Last week, the Church rolled out a redesigned version of the navigation menus at lds.org. The new menus rearranged links to parts of the site in order to make it easier for site visitors to find what we’re looking for.
One change in particular that seems unrelated to usability caught my eye, though. In the old menus, scriptures appeared in their own menu, and General Conference was in a menu labeled “Teachings.” Here’s a screenshot that shows the old menus. I’m sorry it doesn’t show General Conference under “Teachings,” as the old menus aren’t available anymore so I can’t take a new screenshot. I’ll just have to ask you to trust me that it was there. Also note that the callout calls the menus “new” because this image is from 2012, when the old menus were introduced.

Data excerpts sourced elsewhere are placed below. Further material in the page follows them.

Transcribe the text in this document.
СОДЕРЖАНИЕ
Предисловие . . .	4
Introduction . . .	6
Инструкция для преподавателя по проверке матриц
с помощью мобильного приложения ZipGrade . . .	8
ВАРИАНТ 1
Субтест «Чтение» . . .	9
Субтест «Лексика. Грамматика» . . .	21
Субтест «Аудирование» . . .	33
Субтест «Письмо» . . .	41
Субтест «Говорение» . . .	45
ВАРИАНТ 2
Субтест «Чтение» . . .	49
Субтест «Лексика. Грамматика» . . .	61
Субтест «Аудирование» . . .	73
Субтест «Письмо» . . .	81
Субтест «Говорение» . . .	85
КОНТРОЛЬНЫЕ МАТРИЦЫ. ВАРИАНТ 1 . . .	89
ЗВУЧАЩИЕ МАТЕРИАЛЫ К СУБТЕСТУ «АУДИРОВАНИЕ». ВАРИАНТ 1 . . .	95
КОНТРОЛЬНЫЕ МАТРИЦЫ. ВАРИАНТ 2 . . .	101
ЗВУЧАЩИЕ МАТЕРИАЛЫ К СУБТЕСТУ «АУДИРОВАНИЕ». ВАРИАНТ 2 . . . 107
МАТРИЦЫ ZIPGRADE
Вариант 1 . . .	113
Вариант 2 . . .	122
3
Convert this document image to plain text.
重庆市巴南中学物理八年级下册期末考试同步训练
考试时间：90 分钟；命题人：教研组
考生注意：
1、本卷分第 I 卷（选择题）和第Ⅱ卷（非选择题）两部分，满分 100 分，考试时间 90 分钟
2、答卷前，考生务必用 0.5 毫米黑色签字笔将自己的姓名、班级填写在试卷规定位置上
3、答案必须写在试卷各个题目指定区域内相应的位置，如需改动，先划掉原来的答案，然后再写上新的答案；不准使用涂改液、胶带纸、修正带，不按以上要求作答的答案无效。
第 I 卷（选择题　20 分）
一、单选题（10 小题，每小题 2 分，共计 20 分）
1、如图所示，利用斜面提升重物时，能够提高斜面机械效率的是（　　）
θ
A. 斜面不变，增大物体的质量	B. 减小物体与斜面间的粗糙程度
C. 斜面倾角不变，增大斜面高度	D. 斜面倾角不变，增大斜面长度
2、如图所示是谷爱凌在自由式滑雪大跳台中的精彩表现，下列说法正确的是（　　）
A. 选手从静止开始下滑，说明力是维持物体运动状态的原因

In the new menus, by contrast, scriptures and General Conference are put together in the same menu, which is labeled “Prophetic Teachings”:
Considering the question more, I probably shouldn’t have been surprised. If anything, we probably hold Conference in higher esteem than the scriptures. There’s the commonly-made statement that the most recent Conference Ensign should be considered equal to the scriptures. But even more importantly, we have space in our tradition to notice errors in the scriptures, but we really don’t have space to notice errors in Conference, at least not in recent Conferences. For the scriptures, we have the Eighth Article of Faith that tells us the Bible might not be perfect, and the Book of Mormon admits to the possibility of faults on its title page, and Joseph Smith famously described it not as a perfect book, but only as the “most correct book.” On the Conference side, there’s Elder Ballard telling us “We will not and … cannot lead [you] astray,” [ellipses and brackets in original] and Wilford Woodruff’s statement that we have with OD1: “The Lord will never permit me or any other man who stands as President of this Church to lead you astray.”
In the end, I guess, we ignore lots of our scriptures. We don’t need explicit guidance to ignore them; we just emphasize the parts that match what we’re doing now. The same is also true of old Conferences. If Bruce R. McConkie or Joseph F. Smith or Brigham Young (especially!) said something weird or out of line with our current practice, we just ignore it. It’s really the recent Conferences that trump everything else, because everything else in the past can be reinterpreted or ignored as needed. You might laugh at me and say that this is a blinding flash of the obvious, and that of course current revelation trumps older revelation, but I guess I’m just saying I’m a little surprised at how unmoored I feel like we are. It feels kind of like scriptures and older teachings serve no purpose other than as proof texts so that we can argue that there’s precedent for whatever we’re doing now, whatever it might be.
Anyway, to get back to the lds.org menus, I guess I should expect that at some point in the future, they’ll be redesigned again to put General Conference ahead of scriptures. I think that would match better with how we treat them.